WTCC

Tourenwagen-WM: Citroën unter Druck

— 05.04.2016

Packender Auftakt in Le Castellet

Die WTCC-Abschiedssaison von Citroën wird kein Selbstläufer: In Le Castellet waren es vor allem die Honda, die die Franzosen unter Druck setzen konnten.

Die Abschiedssaison von Citroën wird kein Selbstläufer: In Le Castellet waren es vor allem die Honda, die die Franzosen unter Druck setzen konnten.

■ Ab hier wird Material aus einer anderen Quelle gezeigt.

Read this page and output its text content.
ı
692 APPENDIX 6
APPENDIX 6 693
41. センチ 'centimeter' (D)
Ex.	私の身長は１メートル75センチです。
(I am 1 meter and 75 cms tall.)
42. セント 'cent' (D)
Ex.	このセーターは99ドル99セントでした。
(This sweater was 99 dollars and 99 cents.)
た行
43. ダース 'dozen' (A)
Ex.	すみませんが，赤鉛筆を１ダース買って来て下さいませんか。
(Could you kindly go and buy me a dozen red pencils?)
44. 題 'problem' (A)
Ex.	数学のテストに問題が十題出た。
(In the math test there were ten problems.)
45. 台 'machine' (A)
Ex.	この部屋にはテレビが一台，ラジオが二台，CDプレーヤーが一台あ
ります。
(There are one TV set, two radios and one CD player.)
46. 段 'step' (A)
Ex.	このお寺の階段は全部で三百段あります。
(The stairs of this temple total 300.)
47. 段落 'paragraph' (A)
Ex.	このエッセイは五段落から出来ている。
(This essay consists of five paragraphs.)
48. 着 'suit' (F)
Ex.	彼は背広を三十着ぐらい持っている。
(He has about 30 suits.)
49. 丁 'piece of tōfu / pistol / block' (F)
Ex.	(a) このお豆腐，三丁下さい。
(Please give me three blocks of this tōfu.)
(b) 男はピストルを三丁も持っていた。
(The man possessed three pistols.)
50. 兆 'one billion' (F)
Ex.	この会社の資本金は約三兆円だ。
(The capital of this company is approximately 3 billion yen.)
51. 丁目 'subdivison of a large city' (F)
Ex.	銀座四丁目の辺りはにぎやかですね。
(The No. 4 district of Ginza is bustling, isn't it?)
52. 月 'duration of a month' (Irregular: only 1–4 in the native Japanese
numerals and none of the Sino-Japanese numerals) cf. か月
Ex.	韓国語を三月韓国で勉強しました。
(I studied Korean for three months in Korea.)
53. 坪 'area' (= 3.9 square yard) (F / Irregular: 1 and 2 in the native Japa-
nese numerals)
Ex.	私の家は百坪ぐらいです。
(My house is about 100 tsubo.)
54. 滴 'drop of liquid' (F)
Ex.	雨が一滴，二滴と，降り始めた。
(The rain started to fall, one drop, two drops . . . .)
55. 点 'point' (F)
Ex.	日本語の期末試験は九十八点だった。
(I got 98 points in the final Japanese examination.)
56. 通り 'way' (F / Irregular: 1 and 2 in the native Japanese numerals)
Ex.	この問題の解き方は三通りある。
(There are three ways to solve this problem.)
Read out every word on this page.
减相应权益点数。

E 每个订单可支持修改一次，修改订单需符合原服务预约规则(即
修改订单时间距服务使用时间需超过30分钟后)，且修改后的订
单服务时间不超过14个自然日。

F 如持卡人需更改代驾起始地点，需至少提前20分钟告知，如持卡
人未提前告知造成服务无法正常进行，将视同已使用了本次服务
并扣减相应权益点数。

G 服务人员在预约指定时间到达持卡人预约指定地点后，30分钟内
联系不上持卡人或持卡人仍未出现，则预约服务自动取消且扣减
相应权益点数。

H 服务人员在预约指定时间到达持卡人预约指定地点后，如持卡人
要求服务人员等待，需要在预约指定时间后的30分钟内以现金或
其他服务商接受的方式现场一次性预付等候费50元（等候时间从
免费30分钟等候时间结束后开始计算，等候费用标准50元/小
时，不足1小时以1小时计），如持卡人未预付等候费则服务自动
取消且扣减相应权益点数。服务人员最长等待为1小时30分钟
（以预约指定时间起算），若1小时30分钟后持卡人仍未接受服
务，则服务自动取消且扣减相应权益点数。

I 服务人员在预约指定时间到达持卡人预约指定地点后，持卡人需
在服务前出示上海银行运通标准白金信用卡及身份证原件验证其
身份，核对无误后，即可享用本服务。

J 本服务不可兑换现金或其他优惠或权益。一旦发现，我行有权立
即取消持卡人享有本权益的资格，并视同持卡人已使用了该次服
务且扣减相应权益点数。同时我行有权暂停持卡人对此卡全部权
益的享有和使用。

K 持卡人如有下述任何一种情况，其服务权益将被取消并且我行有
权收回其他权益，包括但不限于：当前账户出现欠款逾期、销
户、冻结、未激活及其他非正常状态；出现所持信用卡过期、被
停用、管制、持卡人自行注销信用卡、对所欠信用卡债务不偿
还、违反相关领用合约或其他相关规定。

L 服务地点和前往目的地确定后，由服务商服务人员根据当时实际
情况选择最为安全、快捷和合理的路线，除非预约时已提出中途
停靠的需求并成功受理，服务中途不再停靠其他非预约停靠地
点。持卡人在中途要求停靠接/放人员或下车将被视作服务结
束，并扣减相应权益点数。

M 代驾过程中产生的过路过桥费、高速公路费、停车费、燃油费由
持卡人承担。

Alle guten Dinge sind drei. Deswegen will Citroën-Pilot José María López (32) 2016 den dritten WM-Titel in Folge. Doch in der Abschiedssaison der Franzosen wird die Mission schwieriger als in den Jahren davor. Mit nur noch zwei Werksboliden schwächt sich Citroën selbst.

Und: Die Konkurrenz ist erstarkt. Bereits vor dem Auftaktwochenende in Le Castellet hatte López vor allem Honda-Neuzugang Rob Huff (36) auf der Rechnung. Im Gespräch mit AUTO BILD MOTORSPORT begründete er: „Er ist wirklich sehr stark, und jetzt bei Honda wohl auch in einem starken Auto – das ist eine interessante Mischung.“ Er behielt Recht: Huff gewann das Auftaktrennen in Le Castellet. Es war der erste Sieg des Ex-Champions seit Macau 2014.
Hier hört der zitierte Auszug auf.